The KMP search doesn't lend itself well to Numpy vectorisation. If you really need this to be faster, don't use Python. If you want it to be Python-compatible, write it in C with an FFI to Python. It's probable that someone has already done this for you..

On the contrary, cost_func is definitely vectorisable. Recognise that your predicate y := ... > x/const is a recurrence relation, and one that has a pretty easy solution. In my very limited testing, this is equivalent:

def cost_func(pattern: np.ndarray, string: np.ndarray) -> np.ndarray:
    x = (11. ** (np.nonzero(pattern)[0] + 1)).sum()
    y0 = (11. ** (np.nonzero(string[:pattern.size])[0] + 1)).sum()

    addends = (
        string[pattern.size:] * 11**pattern.size -
        11/6 * string[:-pattern.size]
    )

    # Inspired by linear recurrence relation solution at
    # https://stackoverflow.com/a/30069366/313768
    pot = 6.**np.arange(string.size - pattern.size + 1)
    revpot = pot[-2::-1]
    ycomp = np.cumsum(addends/revpot)*revpot + y0/pot[1:]

    const = 3
    indices, = (ycomp > x/const).nonzero()
    return indices + 1


def string_to_array(string: Sequence[Literal['0', '1']]) -> np.ndarray:
    return np.array([
        int(c) for c in string
    ])


def test() -> None:
    pattern = string_to_array("01000000000001")
    text = string_to_array("010110101010101010100000000000111111111111111111111111111111111110000")

    assert np.all(
        cost_func(pattern, text) == [
            1, 3, 5, 17, 18, 19,
            20, 21, 22, 23, 24, 25, 26, 27, 28, 29,
            30, 31, 32, 33, 34, 35, 36, 37, 38, 39,
            40, 41, 42, 43, 44, 45, 46, 47, 48, 49,
            50, 51
        ]
    )


if __name__ == '__main__':
    test()

In the recurrence question I linked, there is another, simpler solution to express the recurrence relation with a single function call, scipy.signal.lfilter.
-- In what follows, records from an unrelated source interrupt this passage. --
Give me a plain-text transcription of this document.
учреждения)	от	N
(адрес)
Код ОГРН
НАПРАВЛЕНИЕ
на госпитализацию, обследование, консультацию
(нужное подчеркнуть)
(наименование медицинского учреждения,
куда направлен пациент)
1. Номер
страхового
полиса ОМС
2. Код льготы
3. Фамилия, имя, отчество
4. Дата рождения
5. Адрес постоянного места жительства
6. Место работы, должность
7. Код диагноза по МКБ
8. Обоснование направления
I have not tested its performance, but I somewhat trust its numerical stability to be better and the results are the same:

def cost_func(pattern: np.ndarray, string: np.ndarray) -> np.ndarray:
    x = (11. ** (np.nonzero(pattern)[0] + 1)).sum()
    y0 = (11. ** (np.nonzero(string[:pattern.size])[0] + 1)).sum()
    addends = (
        string[pattern.size:] * 11**pattern.size -
        11/6 * string[:-pattern.size]
    )

    # Inspired by linear recurrence relation solution at
    # https://stackoverflow.com/a/53705423/313768
    ycomp, _ = scipy.signal.lfilter(
        b=[1, 0], a=[1, -1/6], x=addends, zi=[y0/6],
    )

    const = 3
    indices, = (ycomp > x/const).nonzero()
    return indices + 1

Also on numerical stability: your quantities are enormous, even in this small example going past 4e14. Strongly consider operating in log-domain math instead.